The purpose of this research was to characteriz e of Actinobacteria isolate and evaluate their diversity and potential in vitro with ability in controlling fungal test growth. Analysis of sequences PKS and NRPS gene was conducted and identify of the antifungal subtances producing of selected isolate. The diversity analysis of cajuput isolates were using the fingerprinting was performed by rep- PCR with the BOXA1R primer. Targeting genes encoding PKS and NRPS were used to screen the antifungal biosynthetic potential of the selected isolates. Among 17 of a total 43 of isolates showing activity were screened for producing antifungi substances. The similarity of DNA fingerprints by BOXA1R repetitive sequences of the isolates were revealed two clusters based on index similarity 70% and 90%, respectively. Therefore, could be predicted that the isolates have high diversity relationships and show a positive correlation morphologically type with other isolates and ARDRA analysis. Analysis of the conserved KS domain sequences of the of PKS biosynthetic genes from the selected isolates was displayed highest sequence identity (59.03%) to geldanamycin from S. geldanamycininus AB430980. In the NRPS A-domain phylogeny, fragments of targeted gene appeared to be most closely related to the sequenced fragments of S.olivoverticillatus (AB432652).
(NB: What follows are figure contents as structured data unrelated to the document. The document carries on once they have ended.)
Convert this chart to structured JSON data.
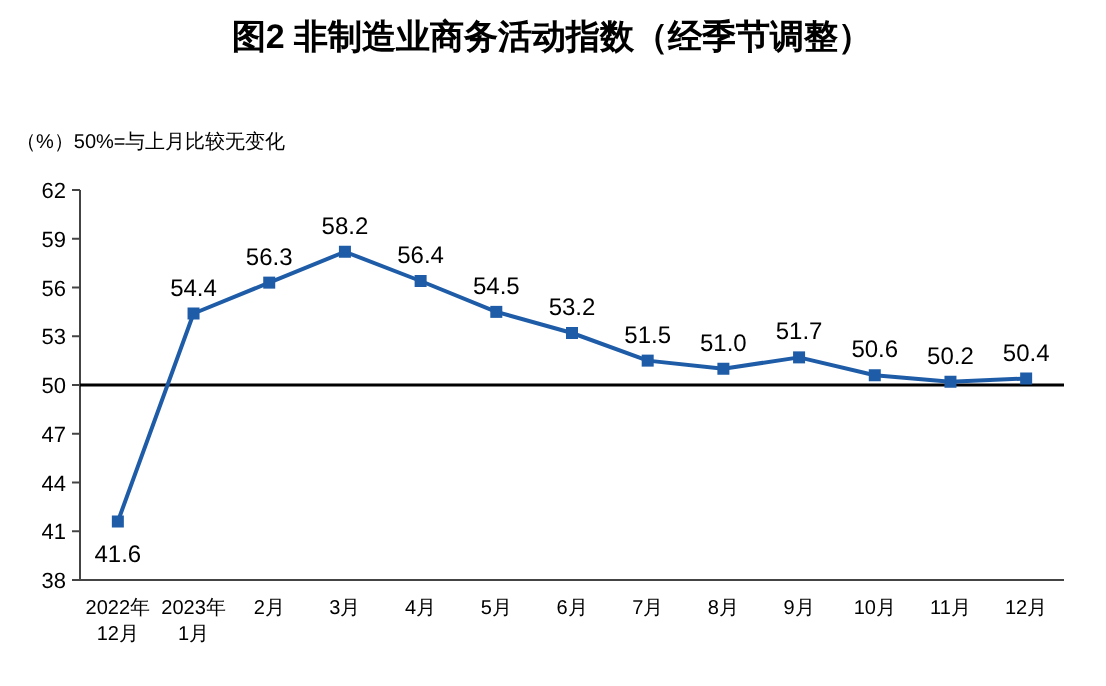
{
  "chart_data": {
    "type": "line",
    "title": "图2  非制造业商务活动指数（经季节调整）",
    "ylabel": "（%）50%=与上月比较无变化",
    "categories": [
      "2022年\n12月",
      "2023年\n1月",
      "2月",
      "3月",
      "4月",
      "5月",
      "6月",
      "7月",
      "8月",
      "9月",
      "10月",
      "11月",
      "12月"
    ],
    "series": [
      {
        "color": "#1f5ca8",
        "values": [
          41.6,
          54.4,
          56.3,
          58.2,
          56.4,
          54.5,
          53.2,
          51.5,
          51.0,
          51.7,
          50.6,
          50.2,
          50.4
        ]
      }
    ],
    "ylim": [
      38,
      62
    ],
    "yticks": [
      38,
      41,
      44,
      47,
      50,
      53,
      56,
      59,
      62
    ],
    "ref_lines": [
      {
        "axis": "y",
        "value": 50,
        "color": "#000000"
      }
    ],
    "value_labels": [
      "41.6",
      "54.4",
      "56.3",
      "58.2",
      "56.4",
      "54.5",
      "53.2",
      "51.5",
      "51.0",
      "51.7",
      "50.6",
      "50.2",
      "50.4"
    ],
    "marker": "square",
    "line_style": "solid",
    "grid": false
  }
}
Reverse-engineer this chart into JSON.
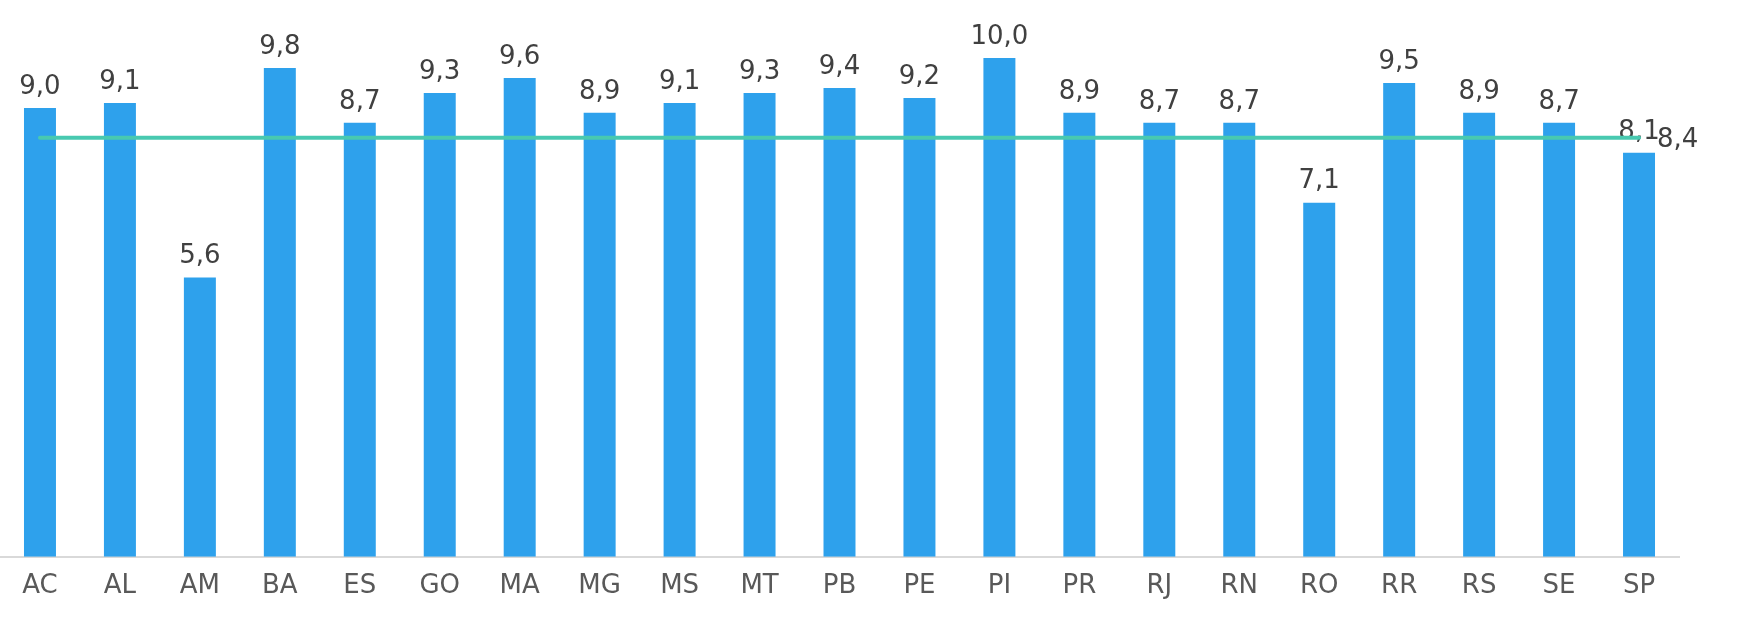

Phylogenetic analysis of selected isolate (GMR22) was revealed showed 96.38% similarity of S.vayuensis.The effect of various carbon and nitrogen sources of production antifungal was showed that starch as good carbon sources and KNO3 has been shown to be an excellent source of nitrogen for the growth and antifungal production of isolate, respectively. Analysis of the antifungal compound was conducted by reagent showed that the compound belong to the macrolide amide group. Meanwhile, analysis by LC-MS gave molecular ions at m/z 741.32 was predicted as a molecular weight of these antifungal compound. The subtances was including ansamycin group and the molecular structure was suggested similar with naphthomycin K. The MIC value of the compound were 62.5 μg/mL against C. albicans.